A Community United for Students: Celebrating Progress + Renewing Our Commitment

This week, as we celebrate American Education Week, we honor the educators, families, and partners whose dedication shapes the future of Spartanburg County. Their tireless work fuels Movement 2030 - our community’s collective effort to ensure every child graduates ready for college, career, and life.

Across classrooms and neighborhoods, Spartanburg continues to rally around one shared vision: improving student outcomes through alignment, data, and continuous improvement. Our focus on continuous improvement - learning from what works, adapting strategies, and scaling proven approaches - is what sustains progress. It allows us to look honestly at the data, celebrate the wins, and stay committed to the work ahead.

Alongside this celebration, we share new data offering a comprehensive look back at key indicators of student success. These numbers tell a story of progress - and of the challenges we must still address together.

he Early Development Instrument (EDI), which measures school readiness across five domains—physical health, social competence, emotional maturity, language and cognitive development, and communication skills - shows that between 2017 and 2025, 46% to 49% of Spartanburg’s children entered kindergarten meeting early development benchmarks. This stability, even through the disruptions of COVID-19, reflects investments like Hello Family, which provide families with critical supports during the earliest years.

Every dollar spent on early education is a dollar invested in Spartanburg’s furture workforce and community well-being.
— Dr. Russell Booker

Why does this matter? Because children who start strong are far more likely to succeed later. Every dollar spent on early childhood is a dollar invested in Spartanburg’s future workforce and community well-being. Graduation rates also give reason for optimism. Spartanburg County reached a record 89% in 2024–25, but the story is complex. The gap between students in poverty and their peers widened during the pandemic, and while overall rates have improved, we have yet to fully recover to pre-pandemic levels. Students not in poverty graduate at 97%, while students in poverty graduate at 84%. That 13-point gap is a call to action. Closing it is not just an educational goal - it’s an economic imperative.

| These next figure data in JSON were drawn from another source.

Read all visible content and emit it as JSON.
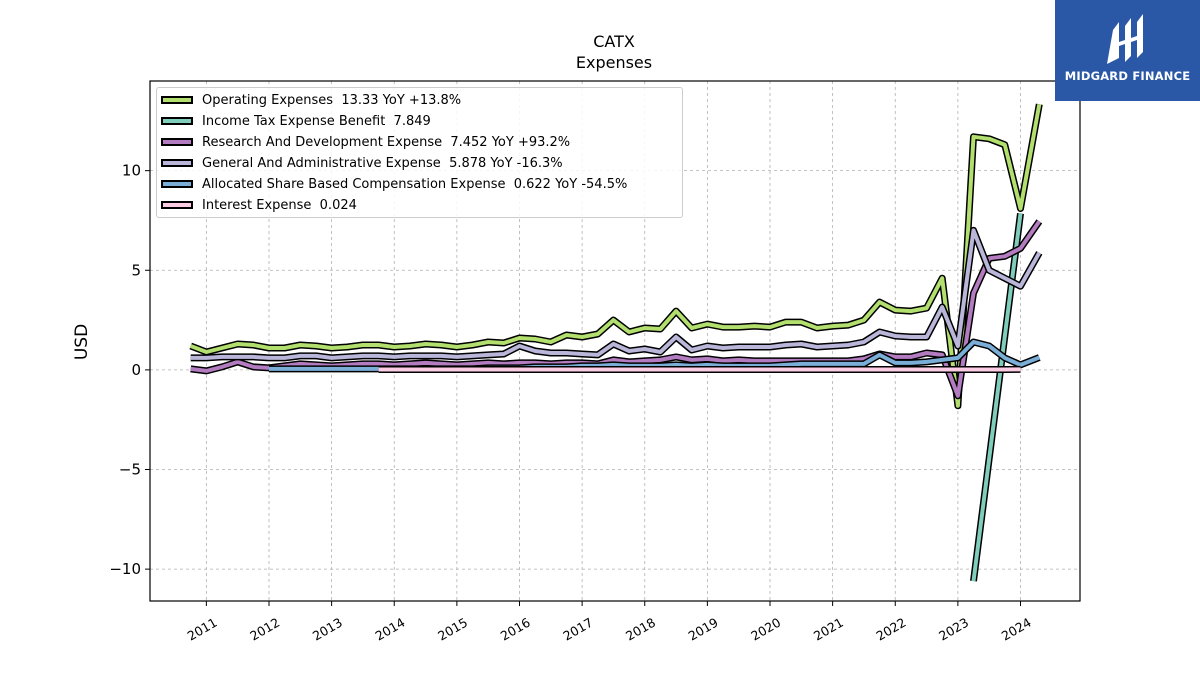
{
  "chart_data": {
    "type": "line",
    "title": "CATX",
    "subtitle": "Expenses",
    "xlabel": "",
    "ylabel": "USD",
    "xlim": [
      2010.1,
      2024.95
    ],
    "ylim": [
      -11.6,
      14.5
    ],
    "yticks": [
      -10,
      -5,
      0,
      5,
      10
    ],
    "ytick_labels": [
      "−10",
      "−5",
      "0",
      "5",
      "10"
    ],
    "xticks": [
      "2011",
      "2012",
      "2013",
      "2014",
      "2015",
      "2016",
      "2017",
      "2018",
      "2019",
      "2020",
      "2021",
      "2022",
      "2023",
      "2024"
    ],
    "grid": true,
    "legend_position": "top-left",
    "series": [
      {
        "name": "Operating Expenses",
        "legend": "Operating Expenses  13.33 YoY +13.8%",
        "color": "#b2df6e",
        "points": [
          [
            2010.75,
            1.2
          ],
          [
            2011.0,
            0.9
          ],
          [
            2011.25,
            1.1
          ],
          [
            2011.5,
            1.3
          ],
          [
            2011.75,
            1.25
          ],
          [
            2012.0,
            1.1
          ],
          [
            2012.25,
            1.1
          ],
          [
            2012.5,
            1.25
          ],
          [
            2012.75,
            1.2
          ],
          [
            2013.0,
            1.1
          ],
          [
            2013.25,
            1.15
          ],
          [
            2013.5,
            1.25
          ],
          [
            2013.75,
            1.25
          ],
          [
            2014.0,
            1.15
          ],
          [
            2014.25,
            1.2
          ],
          [
            2014.5,
            1.3
          ],
          [
            2014.75,
            1.25
          ],
          [
            2015.0,
            1.15
          ],
          [
            2015.25,
            1.25
          ],
          [
            2015.5,
            1.4
          ],
          [
            2015.75,
            1.35
          ],
          [
            2016.0,
            1.6
          ],
          [
            2016.25,
            1.55
          ],
          [
            2016.5,
            1.4
          ],
          [
            2016.75,
            1.75
          ],
          [
            2017.0,
            1.65
          ],
          [
            2017.25,
            1.8
          ],
          [
            2017.5,
            2.5
          ],
          [
            2017.75,
            1.9
          ],
          [
            2018.0,
            2.1
          ],
          [
            2018.25,
            2.05
          ],
          [
            2018.5,
            2.95
          ],
          [
            2018.75,
            2.1
          ],
          [
            2019.0,
            2.3
          ],
          [
            2019.25,
            2.15
          ],
          [
            2019.5,
            2.15
          ],
          [
            2019.75,
            2.2
          ],
          [
            2020.0,
            2.15
          ],
          [
            2020.25,
            2.4
          ],
          [
            2020.5,
            2.4
          ],
          [
            2020.75,
            2.1
          ],
          [
            2021.0,
            2.2
          ],
          [
            2021.25,
            2.25
          ],
          [
            2021.5,
            2.5
          ],
          [
            2021.75,
            3.4
          ],
          [
            2022.0,
            3.0
          ],
          [
            2022.25,
            2.95
          ],
          [
            2022.5,
            3.1
          ],
          [
            2022.75,
            4.6
          ],
          [
            2023.0,
            -1.8
          ],
          [
            2023.25,
            11.7
          ],
          [
            2023.5,
            11.6
          ],
          [
            2023.75,
            11.3
          ],
          [
            2024.0,
            8.1
          ],
          [
            2024.3,
            13.33
          ]
        ]
      },
      {
        "name": "Income Tax Expense Benefit",
        "legend": "Income Tax Expense Benefit  7.849",
        "color": "#7fcdbb",
        "points": [
          [
            2023.25,
            -10.6
          ],
          [
            2024.0,
            7.849
          ]
        ]
      },
      {
        "name": "Research And Development Expense",
        "legend": "Research And Development Expense  7.452 YoY +93.2%",
        "color": "#b47cc0",
        "points": [
          [
            2010.75,
            0.05
          ],
          [
            2011.0,
            -0.05
          ],
          [
            2011.25,
            0.15
          ],
          [
            2011.5,
            0.4
          ],
          [
            2011.75,
            0.15
          ],
          [
            2012.0,
            0.1
          ],
          [
            2012.25,
            0.2
          ],
          [
            2012.5,
            0.3
          ],
          [
            2012.75,
            0.25
          ],
          [
            2013.0,
            0.2
          ],
          [
            2013.25,
            0.25
          ],
          [
            2013.5,
            0.3
          ],
          [
            2013.75,
            0.3
          ],
          [
            2014.0,
            0.25
          ],
          [
            2014.25,
            0.3
          ],
          [
            2014.5,
            0.35
          ],
          [
            2014.75,
            0.3
          ],
          [
            2015.0,
            0.25
          ],
          [
            2015.25,
            0.3
          ],
          [
            2015.5,
            0.35
          ],
          [
            2015.75,
            0.3
          ],
          [
            2016.0,
            0.35
          ],
          [
            2016.25,
            0.35
          ],
          [
            2016.5,
            0.3
          ],
          [
            2016.75,
            0.35
          ],
          [
            2017.0,
            0.35
          ],
          [
            2017.25,
            0.3
          ],
          [
            2017.5,
            0.5
          ],
          [
            2017.75,
            0.4
          ],
          [
            2018.0,
            0.45
          ],
          [
            2018.25,
            0.5
          ],
          [
            2018.5,
            0.65
          ],
          [
            2018.75,
            0.5
          ],
          [
            2019.0,
            0.55
          ],
          [
            2019.25,
            0.45
          ],
          [
            2019.5,
            0.5
          ],
          [
            2019.75,
            0.45
          ],
          [
            2020.0,
            0.45
          ],
          [
            2020.25,
            0.45
          ],
          [
            2020.5,
            0.45
          ],
          [
            2020.75,
            0.45
          ],
          [
            2021.0,
            0.45
          ],
          [
            2021.25,
            0.45
          ],
          [
            2021.5,
            0.55
          ],
          [
            2021.75,
            0.8
          ],
          [
            2022.0,
            0.65
          ],
          [
            2022.25,
            0.65
          ],
          [
            2022.5,
            0.85
          ],
          [
            2022.75,
            0.75
          ],
          [
            2023.0,
            -1.3
          ],
          [
            2023.25,
            3.85
          ],
          [
            2023.5,
            5.6
          ],
          [
            2023.75,
            5.7
          ],
          [
            2024.0,
            6.1
          ],
          [
            2024.3,
            7.452
          ]
        ]
      },
      {
        "name": "General And Administrative Expense",
        "legend": "General And Administrative Expense  5.878 YoY -16.3%",
        "color": "#b9b6d9",
        "points": [
          [
            2010.75,
            0.6
          ],
          [
            2011.0,
            0.6
          ],
          [
            2011.25,
            0.65
          ],
          [
            2011.5,
            0.65
          ],
          [
            2011.75,
            0.65
          ],
          [
            2012.0,
            0.6
          ],
          [
            2012.25,
            0.6
          ],
          [
            2012.5,
            0.7
          ],
          [
            2012.75,
            0.7
          ],
          [
            2013.0,
            0.6
          ],
          [
            2013.25,
            0.65
          ],
          [
            2013.5,
            0.7
          ],
          [
            2013.75,
            0.7
          ],
          [
            2014.0,
            0.65
          ],
          [
            2014.25,
            0.7
          ],
          [
            2014.5,
            0.7
          ],
          [
            2014.75,
            0.7
          ],
          [
            2015.0,
            0.65
          ],
          [
            2015.25,
            0.7
          ],
          [
            2015.5,
            0.75
          ],
          [
            2015.75,
            0.8
          ],
          [
            2016.0,
            1.2
          ],
          [
            2016.25,
            0.95
          ],
          [
            2016.5,
            0.85
          ],
          [
            2016.75,
            0.85
          ],
          [
            2017.0,
            0.8
          ],
          [
            2017.25,
            0.75
          ],
          [
            2017.5,
            1.3
          ],
          [
            2017.75,
            0.95
          ],
          [
            2018.0,
            1.05
          ],
          [
            2018.25,
            0.9
          ],
          [
            2018.5,
            1.65
          ],
          [
            2018.75,
            1.0
          ],
          [
            2019.0,
            1.2
          ],
          [
            2019.25,
            1.1
          ],
          [
            2019.5,
            1.15
          ],
          [
            2019.75,
            1.15
          ],
          [
            2020.0,
            1.15
          ],
          [
            2020.25,
            1.25
          ],
          [
            2020.5,
            1.3
          ],
          [
            2020.75,
            1.15
          ],
          [
            2021.0,
            1.2
          ],
          [
            2021.25,
            1.25
          ],
          [
            2021.5,
            1.4
          ],
          [
            2021.75,
            1.9
          ],
          [
            2022.0,
            1.7
          ],
          [
            2022.25,
            1.65
          ],
          [
            2022.5,
            1.65
          ],
          [
            2022.75,
            3.15
          ],
          [
            2023.0,
            1.2
          ],
          [
            2023.25,
            7.0
          ],
          [
            2023.5,
            5.0
          ],
          [
            2023.75,
            4.6
          ],
          [
            2024.0,
            4.2
          ],
          [
            2024.3,
            5.878
          ]
        ]
      },
      {
        "name": "Allocated Share Based Compensation Expense",
        "legend": "Allocated Share Based Compensation Expense  0.622 YoY -54.5%",
        "color": "#7aaed6",
        "points": [
          [
            2012.0,
            0.05
          ],
          [
            2012.25,
            0.05
          ],
          [
            2012.5,
            0.05
          ],
          [
            2012.75,
            0.05
          ],
          [
            2013.0,
            0.05
          ],
          [
            2013.25,
            0.05
          ],
          [
            2013.5,
            0.05
          ],
          [
            2013.75,
            0.05
          ],
          [
            2014.0,
            0.05
          ],
          [
            2014.25,
            0.05
          ],
          [
            2014.5,
            0.05
          ],
          [
            2014.75,
            0.05
          ],
          [
            2015.0,
            0.05
          ],
          [
            2015.25,
            0.05
          ],
          [
            2015.5,
            0.1
          ],
          [
            2015.75,
            0.1
          ],
          [
            2016.0,
            0.1
          ],
          [
            2016.25,
            0.15
          ],
          [
            2016.5,
            0.15
          ],
          [
            2016.75,
            0.15
          ],
          [
            2017.0,
            0.2
          ],
          [
            2017.25,
            0.2
          ],
          [
            2017.5,
            0.25
          ],
          [
            2017.75,
            0.2
          ],
          [
            2018.0,
            0.2
          ],
          [
            2018.25,
            0.2
          ],
          [
            2018.5,
            0.25
          ],
          [
            2018.75,
            0.2
          ],
          [
            2019.0,
            0.25
          ],
          [
            2019.25,
            0.2
          ],
          [
            2019.5,
            0.2
          ],
          [
            2019.75,
            0.2
          ],
          [
            2020.0,
            0.2
          ],
          [
            2020.25,
            0.25
          ],
          [
            2020.5,
            0.3
          ],
          [
            2020.75,
            0.3
          ],
          [
            2021.0,
            0.3
          ],
          [
            2021.25,
            0.3
          ],
          [
            2021.5,
            0.3
          ],
          [
            2021.75,
            0.75
          ],
          [
            2022.0,
            0.35
          ],
          [
            2022.25,
            0.35
          ],
          [
            2022.5,
            0.4
          ],
          [
            2022.75,
            0.5
          ],
          [
            2023.0,
            0.6
          ],
          [
            2023.25,
            1.4
          ],
          [
            2023.5,
            1.2
          ],
          [
            2023.75,
            0.6
          ],
          [
            2024.0,
            0.25
          ],
          [
            2024.3,
            0.622
          ]
        ]
      },
      {
        "name": "Interest Expense",
        "legend": "Interest Expense  0.024",
        "color": "#fbcce3",
        "points": [
          [
            2013.75,
            0.02
          ],
          [
            2014.25,
            0.02
          ],
          [
            2014.75,
            0.02
          ],
          [
            2015.25,
            0.02
          ],
          [
            2015.75,
            0.02
          ],
          [
            2016.25,
            0.02
          ],
          [
            2016.75,
            0.02
          ],
          [
            2017.25,
            0.02
          ],
          [
            2017.75,
            0.02
          ],
          [
            2018.25,
            0.02
          ],
          [
            2018.75,
            0.02
          ],
          [
            2019.25,
            0.02
          ],
          [
            2019.75,
            0.02
          ],
          [
            2020.25,
            0.02
          ],
          [
            2020.75,
            0.02
          ],
          [
            2021.25,
            0.02
          ],
          [
            2021.75,
            0.02
          ],
          [
            2022.25,
            0.02
          ],
          [
            2022.75,
            0.02
          ],
          [
            2023.25,
            0.02
          ],
          [
            2023.75,
            0.02
          ],
          [
            2024.0,
            0.024
          ]
        ]
      }
    ]
  },
  "branding": {
    "name": "MIDGARD FINANCE",
    "color": "#2a57a6"
  }
}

Just as Spartanburg has built a culture of literacy, we must now come together to build a culture of numeracy - one that makes math mastery a shared community priority.
— Dr. Booker

Reading proficiency tells an even more hopeful story. Third-grade reading scores have climbed from 42% in 2016 to 61% in 2025 - a transformative gain that predicts higher graduation rates and lifelong success. Leading this surge is remarkable progress among students experiencing poverty, whose proficiency has risen from 31% to 55% over this period - clear evidence of a narrowing academic gap. Literacy interventions and community partnerships have made a measurable difference, proving what’s possible when we unite around a shared vision for children. Math, however, remains a challenge. Eighth-grade proficiency has barely moved, from 33% to 36%, and has not returned to pre-pandemic levels. Middle school math is the gateway to STEM careers and college readiness.

Just as Spartanburg has built a culture of literacy, we must now come together to build a culture of numeracy - one that makes math mastery a shared community priority.

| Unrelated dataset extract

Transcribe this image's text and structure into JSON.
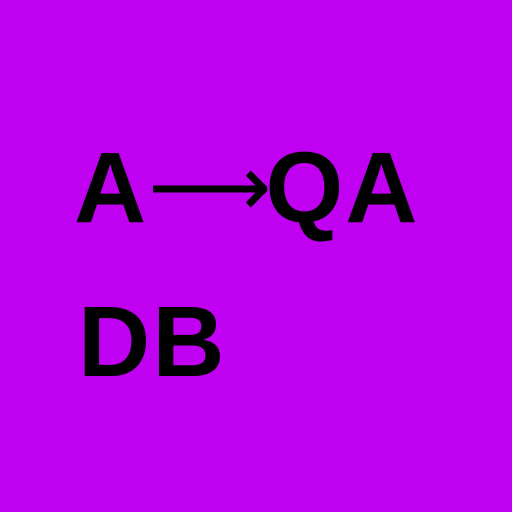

South Carolina’s 2025 school report cards add another layer of insight: 98% of Spartanburg schools are rated “Average” or better. That’s not just a statistic - it’s evidence that nearly every school is making progress toward the state’s 2030 proficiency vision. It reflects the hard work of educators and the power of community partnerships while underscoring where continued focus is needed to ensure every child reads and computes on grade level. Behind these gains is a truth we must embrace: education is a community responsibility.

Spartanburg is fortunate to be a place where partners align resources to make that vision real. Through Movement 2030, we are investing in early care and education so every child enters school ready to learn, in postsecondary degree attainment so graduates have pathways to meaningful careers, and in neighborhood-level supports so families can remove barriers to learning. These investments accelerate progress toward Spartanburg’s 2030 goals and reflect a shared commitment to both educational excellence and economic vitality. The data tell us something powerful: progress is possible when we work together. But they also remind us where urgency is needed - middle school math, closing persistent gaps, and expanding early childhood programs. Spartanburg has proven that alignment works. Now we must double down.

Because in the end, this isn’t just about numbers—it’s about children, families, and a community that believes Everyone Can Thrive Here.